2008: Oral Health in Aging America
Our nation is facing unprecedented growth in the senior population, owing to longer lifespans and aging baby boomers. The elderly often neglect their oral health due to lack of access or adequate insurance, and there are far too few providers well trained in geriatric care. As such, the dental and medical professions may be facing a looming health care crisis.
In 2008, the Institute for Oral Health addressed "aging America" with focus groups and our annual national conference (Chicago, IL), which featured the nation's top authorities on aging and geriatric oral health. The conference discussed key issues and progressive solutions for dental care access and treatment for older adults:
- Changes in America's aging population
- How to slow and even reverse the aging process
- Challenges of treating older adults
- Workforce shortages in geriatric oral health care
- Managing oral and systemic health together
- Innovative, team-based models for care delivery
- Improving access with new insurance models
- Making dental care integral to health care reform
Calls to Action
- Raising Awareness — We need more progressive efforts to promote oral health education and prevention, such as social marketing campaigns and partnering with organizations like the AARP, which reaches a broad and diverse audience.

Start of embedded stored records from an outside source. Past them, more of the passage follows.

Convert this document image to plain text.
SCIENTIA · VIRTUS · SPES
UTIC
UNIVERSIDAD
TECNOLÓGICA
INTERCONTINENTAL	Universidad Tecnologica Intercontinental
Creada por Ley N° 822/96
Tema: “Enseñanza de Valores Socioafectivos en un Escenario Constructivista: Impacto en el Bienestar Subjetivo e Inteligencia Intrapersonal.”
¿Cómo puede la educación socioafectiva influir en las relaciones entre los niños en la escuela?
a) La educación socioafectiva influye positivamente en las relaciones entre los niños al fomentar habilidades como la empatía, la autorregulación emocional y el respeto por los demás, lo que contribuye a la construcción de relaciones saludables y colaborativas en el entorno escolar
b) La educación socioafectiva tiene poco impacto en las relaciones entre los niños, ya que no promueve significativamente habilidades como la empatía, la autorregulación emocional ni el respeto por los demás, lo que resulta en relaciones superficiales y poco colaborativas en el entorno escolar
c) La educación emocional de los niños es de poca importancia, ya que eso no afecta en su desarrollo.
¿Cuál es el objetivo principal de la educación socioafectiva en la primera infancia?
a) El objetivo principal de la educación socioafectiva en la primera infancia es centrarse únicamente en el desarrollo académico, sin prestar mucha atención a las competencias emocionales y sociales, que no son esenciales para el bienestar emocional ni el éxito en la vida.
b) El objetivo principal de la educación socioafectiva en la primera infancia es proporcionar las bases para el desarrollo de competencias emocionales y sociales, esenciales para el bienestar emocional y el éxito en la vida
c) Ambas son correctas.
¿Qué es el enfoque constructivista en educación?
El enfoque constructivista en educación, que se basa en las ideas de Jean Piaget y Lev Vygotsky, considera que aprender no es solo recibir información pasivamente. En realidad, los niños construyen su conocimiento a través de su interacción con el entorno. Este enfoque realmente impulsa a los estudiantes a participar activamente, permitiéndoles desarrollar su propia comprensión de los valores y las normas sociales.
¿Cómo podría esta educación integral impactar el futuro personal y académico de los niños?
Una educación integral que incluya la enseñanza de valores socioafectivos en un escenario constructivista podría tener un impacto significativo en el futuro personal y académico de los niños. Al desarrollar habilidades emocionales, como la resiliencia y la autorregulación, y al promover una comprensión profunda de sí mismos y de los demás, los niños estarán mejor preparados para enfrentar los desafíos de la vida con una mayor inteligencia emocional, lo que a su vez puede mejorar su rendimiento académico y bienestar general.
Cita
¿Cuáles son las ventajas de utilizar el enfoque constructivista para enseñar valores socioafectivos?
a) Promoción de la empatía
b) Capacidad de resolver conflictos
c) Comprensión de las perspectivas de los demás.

- Getting Insurance Companies on Board — Dental professionals need to educate policymakers on oral health as a risk factor in systemic health, and do so in terms of economics. By emphasizing the quantifiable value of dental care, we have a better chance of having it built into mainstream health care plans.
- Advancing Oral Health Care with a Broader Perspective — To really improve oral health for all Americans, we need to start advocating outside the dental care system, looking at new ways to collaborate with stakeholders beyond the dental office who can complement our efforts and even make our work more efficient and cost-effective.